Paper No. 8
Presentation Time: 10:30 AM

ANCIENT BACKWATERS: SLOPE MAGNITUDE AND ITS CONTROL ON DELTAIC FACIES PARTITIONING IN ANCIENT DELTAIC SYSTEMS


BHATTACHARYA, Janok P., Department of Earth and Atmospheric Sciences, University of Houston, 4800 Calhoun Rd, Houston, TX 77204-5007, jpbhattacharya@uh.edu

A common observation in many ancient clastic wedges is that shoreline deposits are commonly significantly finer than associated fluvial deposits. Abrupt downstream fining in rivers, and increase in tidal or marine influence, may mark the backwater limit, which is controlled primarily by slope, tidal range, and river discharge. In Modern low slope systems (i.e. S < 0.0001), such as the Mississippi and Amazon, backwaters may reach many hundreds of kilometers upstream, whereas they may be on the order of a few tens of kilometers in steeper gradient systems.

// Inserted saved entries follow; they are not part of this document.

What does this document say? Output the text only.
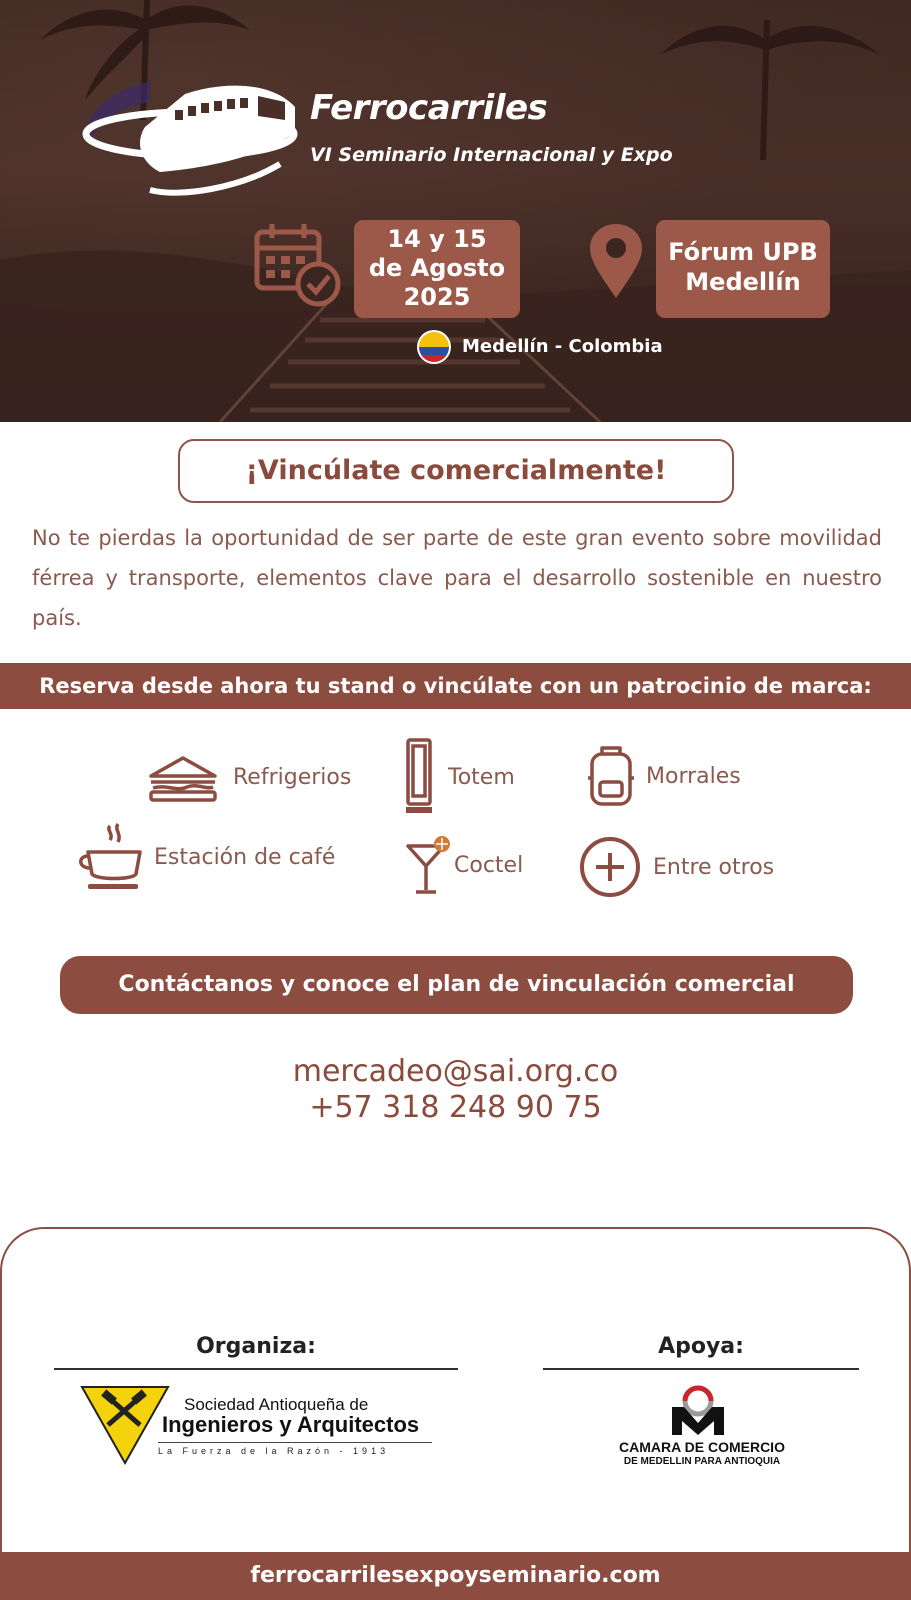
Ferrocarriles
VI Seminario Internacional y Expo
14 y 15
de Agosto
2025
Fórum UPB
Medellín
Medellín - Colombia
¡Vincúlate comercialmente!
No te pierdas la oportunidad de ser parte de este gran evento sobre movilidad férrea y transporte, elementos clave para el desarrollo sostenible en nuestro país.
Reserva desde ahora tu stand o vincúlate con un patrocinio de marca:
Refrigerios	Totem	Morrales
Estación de café	Coctel	Entre otros
Contáctanos y conoce el plan de vinculación comercial
mercadeo@sai.org.co
+57 318 248 90 75
Organiza:	Apoya:
Sociedad Antioqueña de
Ingenieros y Arquitectos
La Fuerza de la Razón - 1913	CAMARA DE COMERCIO
DE MEDELLIN PARA ANTIOQUIA
ferrocarrilesexpoyseminario.com
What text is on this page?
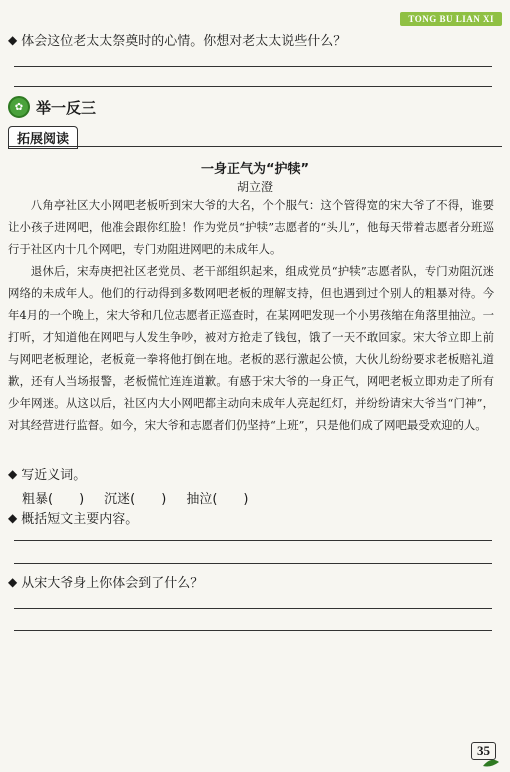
TONG BU LIAN XI
◆ 体会这位老太太祭奠时的心情。你想对老太太说些什么？
✿ 举一反三
拓展阅读
一身正气为“护犊”
胡立澄

八角亭社区大小网吧老板听到宋大爷的大名，个个服气：这个管得宽的宋大爷了不得，谁要让小孩子进网吧，他准会跟你红脸！作为党员“护犊”志愿者的“头儿”，他每天带着志愿者分班巡行于社区内十几个网吧，专门劝阻进网吧的未成年人。

退休后，宋寿庚把社区老党员、老干部组织起来，组成党员“护犊”志愿者队，专门劝阻沉迷网络的未成年人。他们的行动得到多数网吧老板的理解支持，但也遇到过个别人的粗暴对待。今年4月的一个晚上，宋大爷和几位志愿者正巡查时，在某网吧发现一个小男孩缩在角落里抽泣。一打听，才知道他在网吧与人发生争吵，被对方抢走了钱包，饿了一天不敢回家。宋大爷立即上前与网吧老板理论，老板竟一拳将他打倒在地。老板的恶行激起公愤，大伙儿纷纷要求老板赔礼道歉，还有人当场报警，老板慌忙连连道歉。有感于宋大爷的一身正气，网吧老板立即劝走了所有少年网迷。从这以后，社区内大小网吧都主动向未成年人亮起红灯，并纷纷请宋大爷当“门神”，对其经营进行监督。如今，宋大爷和志愿者们仍坚持“上班”，只是他们成了网吧最受欢迎的人。

◆ 写近义词。
粗暴(　　) 沉迷(　　) 抽泣(　　)
◆ 概括短文主要内容。
◆ 从宋大爷身上你体会到了什么？
35
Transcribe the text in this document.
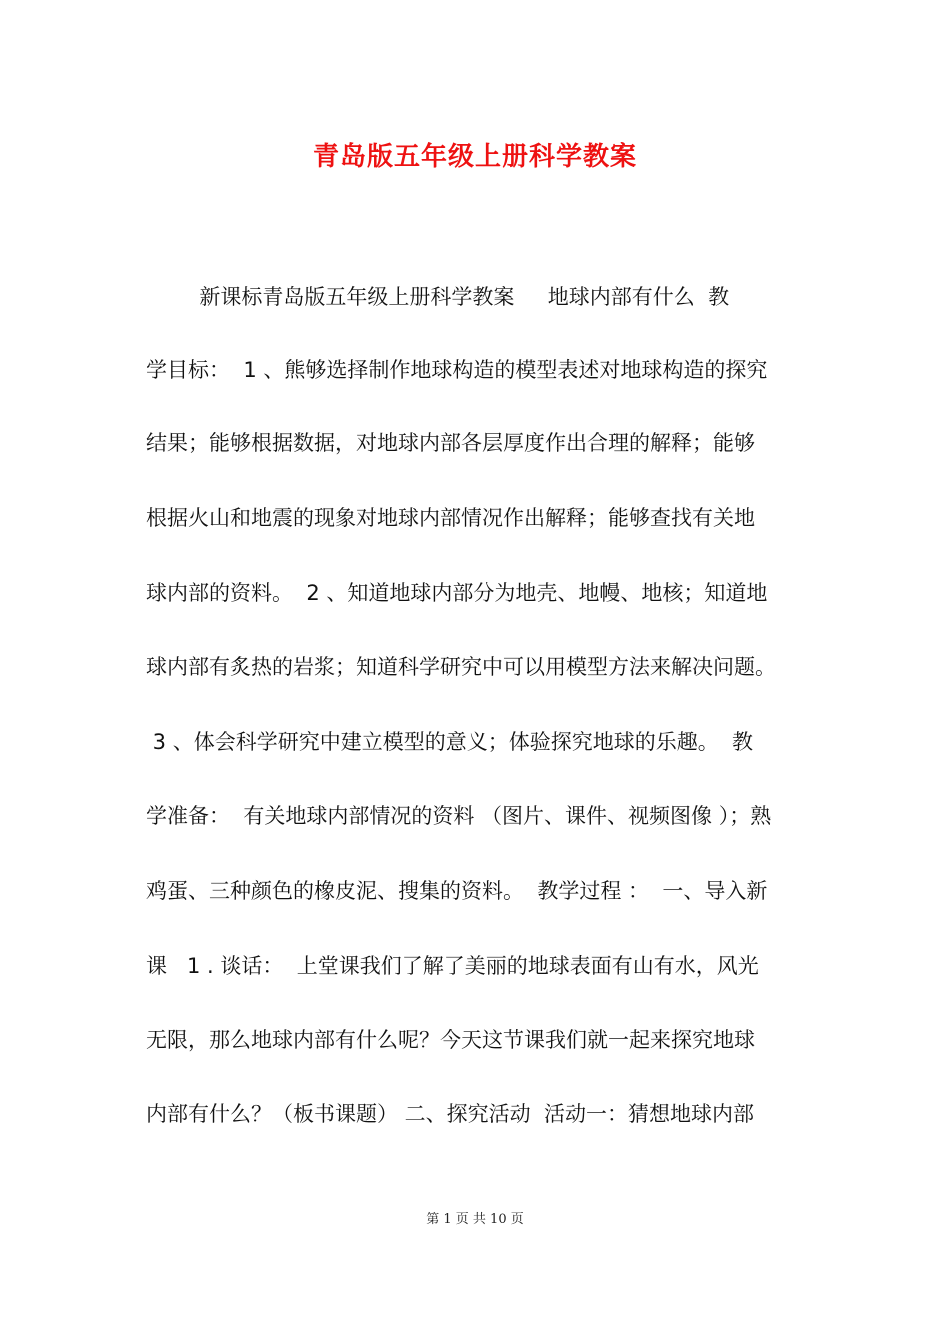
青岛版五年级上册科学教案
新课标青岛版五年级上册科学教案     地球内部有什么  教
学目标：  1 、熊够选择制作地球构造的模型表述对地球构造的探究
结果；能够根据数据，对地球内部各层厚度作出合理的解释；能够
根据火山和地震的现象对地球内部情况作出解释；能够查找有关地
球内部的资料。  2 、知道地球内部分为地壳、地幔、地核；知道地
球内部有炙热的岩浆；知道科学研究中可以用模型方法来解决问题。
3 、体会科学研究中建立模型的意义；体验探究地球的乐趣。  教
学准备：  有关地球内部情况的资料 （图片、课件、视频图像 ）；熟
鸡蛋、三种颜色的橡皮泥、搜集的资料。  教学过程 ：  一、导入新
课   1 . 谈话：  上堂课我们了解了美丽的地球表面有山有水，风光
无限，那么地球内部有什么呢？今天这节课我们就一起来探究地球
内部有什么？（板书课题） 二、探究活动  活动一：猜想地球内部
第 1 页 共 10 页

Ancient deltaic systems of the Cretaceous interior seaway of North America, including the micro-tidal Turonian Ferron Sandstone Member in Utah, show coarse-grained pebbly-sandstone bedload river deposits that feed shorelines that are medium-to fine-grained sandstones. Cross-sections of channels, allow estimates of depth and area. Grain size and bedforms can be used to estimate formative channel discharge (Qw <1500 cumecs). Within the clastic wedge, the pebble-to sand transition typically lies several tens of kilometers from co-eval shoreline deposits. Slope estimates can be made based on onlap distances of associated coastal prisms, as expressed in stratigraphic cross sections. For the Ferron, slopes > 0.001, are an order-of-magnitude steeper than for the low-gradient continental scale systems, like the Mississippi. This explains the position of the transition from pebble- to sand in the fluvial systems, at tens versus hundreds of kilometers from the shoreline, as well as the lack of pebbles in co-eval shorelines. Estimation of slope and discharge thus can be made in ancient clastic systems and allow prediction of the partitioning of coarse versus fine-grained facies at choke-points, as defined by the backwater limit.